Here is where Luger had the problem though, his end run in the WWF, stating that the representation specifically by Bruce Prichard in the documentary on A&E about the Lex Express era in which Luger was made to campaign during his run at the WWE title held by Yokozuna at the time in a bus all summer long, and Luger’s subsequent exit from the company, as he told the people at Busted Open Radio:
“I love Bruce, we get along great now, but Bruce had it all wrong in last night’s documentary…Bruce has that sarcasm about him, which he’s great at, about the Lex Express. The pay was down everywhere, WCW and WWE. So I went to Vince and said, ‘Look, my contract is up. I’ve given my 90-day notice. I want to stay.’ And Vince wanted me too as well.
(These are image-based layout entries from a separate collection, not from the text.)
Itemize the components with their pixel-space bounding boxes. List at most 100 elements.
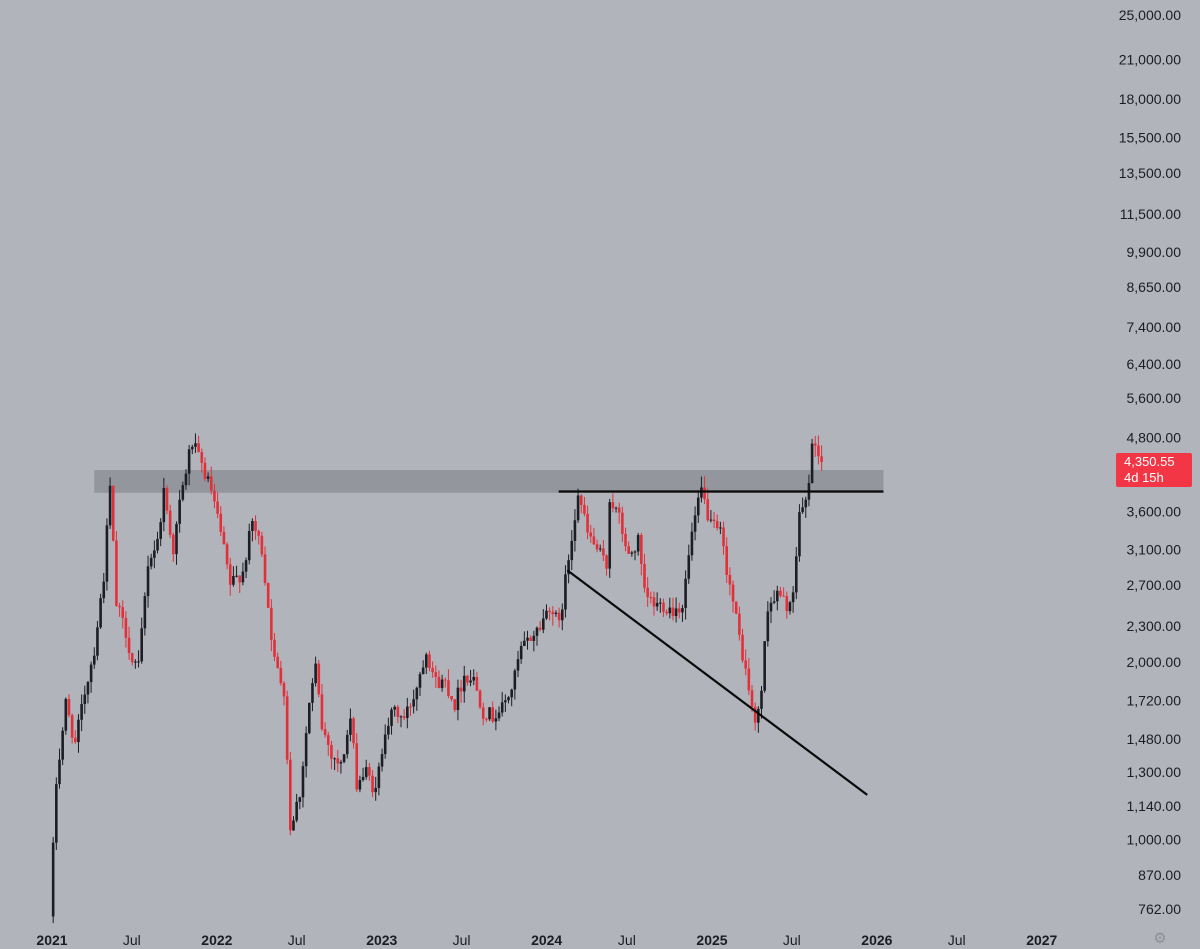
candle-body: [776, 590, 779, 602]
candle-body: [162, 487, 166, 523]
candle-body: [583, 504, 586, 514]
candle-body: [545, 610, 548, 619]
candle: [108, 477, 112, 529]
candle: [61, 727, 64, 766]
candle-body: [412, 699, 415, 707]
last-price-tag: 4,350.55 4d 15h: [1116, 453, 1192, 487]
gear-icon[interactable]: ⚙: [1153, 930, 1167, 947]
candle-body: [453, 699, 457, 711]
y-tick-label: 21,000.00: [1119, 52, 1181, 68]
candle: [64, 697, 68, 735]
candle-body: [254, 521, 257, 532]
candle-body: [712, 519, 716, 522]
y-tick-label: 1,480.00: [1127, 731, 1182, 747]
candle: [165, 485, 169, 515]
candle: [282, 681, 286, 706]
candle: [374, 776, 378, 801]
candle: [213, 483, 216, 509]
candle: [671, 597, 675, 621]
candle-body: [519, 646, 523, 660]
candle: [706, 488, 710, 522]
candle: [421, 660, 425, 675]
candle: [415, 686, 419, 711]
candle-body: [633, 551, 637, 553]
candle-body: [605, 555, 608, 569]
candle: [197, 435, 200, 453]
candle-body: [567, 560, 570, 575]
trendline: [566, 569, 868, 796]
candle-body: [564, 574, 567, 610]
candle-body: [750, 690, 754, 707]
candle: [301, 761, 305, 808]
candle-body: [437, 676, 441, 689]
candle-body: [655, 602, 659, 607]
y-tick-label: 4,800.00: [1127, 430, 1182, 446]
candle-body: [111, 485, 115, 541]
candle-body: [228, 564, 232, 585]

I was in a great relationship with Vince. I said, ‘I want to do outside stuff.’ And Vince was like, ‘Well, what do you mean by that?’
I go, ‘Well, I want to get into, after my wrestling career, the fitness and nutrition deal. Let me do that kind of stuff outside of wrestling. I’ll earn my own extra money if it’s out there for me. Let me do that, and we’ll keep my wrestling contract for wrestling. You own my wrestling rights, but let me do outside stuff.’ Vince wanted to do that…
But it went on and on with lawyers over months and months and months. I kept on working without a contract, just on a handshake with Vince, because we got along so well. And I wanted to stay there, but it got to the point where I didn’t know if he was going to let me do that to stay there. We finally had a conversation (while) I was up in Canada. And on the phone, Vince goes, ‘If I let you do this, I’ll have to let Shawn Michaels do outside stuff.
I don’t know how to word that in a contract.’ I had just kind of a flicker; a light switch goes off that was like, ‘He’s not going to do it. I don’t think he’s going to let me do anything outside of (wrestling.)’ Just a hair before I had that conversation in Canada — just before I showed up on Nitro, the first one in Minneapolis — I had had a conversation with Sting (where I said) that I wasn’t under contract.
He goes, ‘You’re not under contract?’ I go, ‘No. I’m working under a handshake.’ He was like, ‘Are you kidding?’ I go ‘No!’ So Sting went to Eric and goes, ‘You know, Lex is a free agent right now.’ And Eric was like, ‘I’m not a big fan.’ And Eric kind of made that, really, at the time, super low ball offer. Like, ‘If he wants to come in, tell him I’ll pay him this, ha ha ha.’ But when I realized I may not be able to work this thing out contractually to do outside stuff on my own, I went, ‘Well, maybe I should take Eric up on his offer for that new show and go back to WCW, climb my way, earn my way back to the top there. I’ll start out low and try to earn it.’…
I called Sting up, and Eric had said, ‘Well, if he wants to come in, he can’t tell anybody,’ And that’s why I explained on the show, ‘Well, I have to do what’s best for my family.’ So I came in. It was all a surprise, all clandestine. But really, up until the very end, I was planning on re-signing with WWE because I wanted to prove it that I could make it there, and so did Vince. But that one conversation, days before Nitro, I ended up calling Sting back. Then Eric flew me in, and the rest was history.”
-via Wrestling Inc. (Transcription)
History indeed; that single moment revolutionized the industry and was a massive part in starting the Monday Night Wars that would ensue, each company firing a shot at a time. A&E also ran an episode of Rivals in which the Monday Night Wars was looked into specifically, immediately following Luger’s story, which I guess in the end was apropos.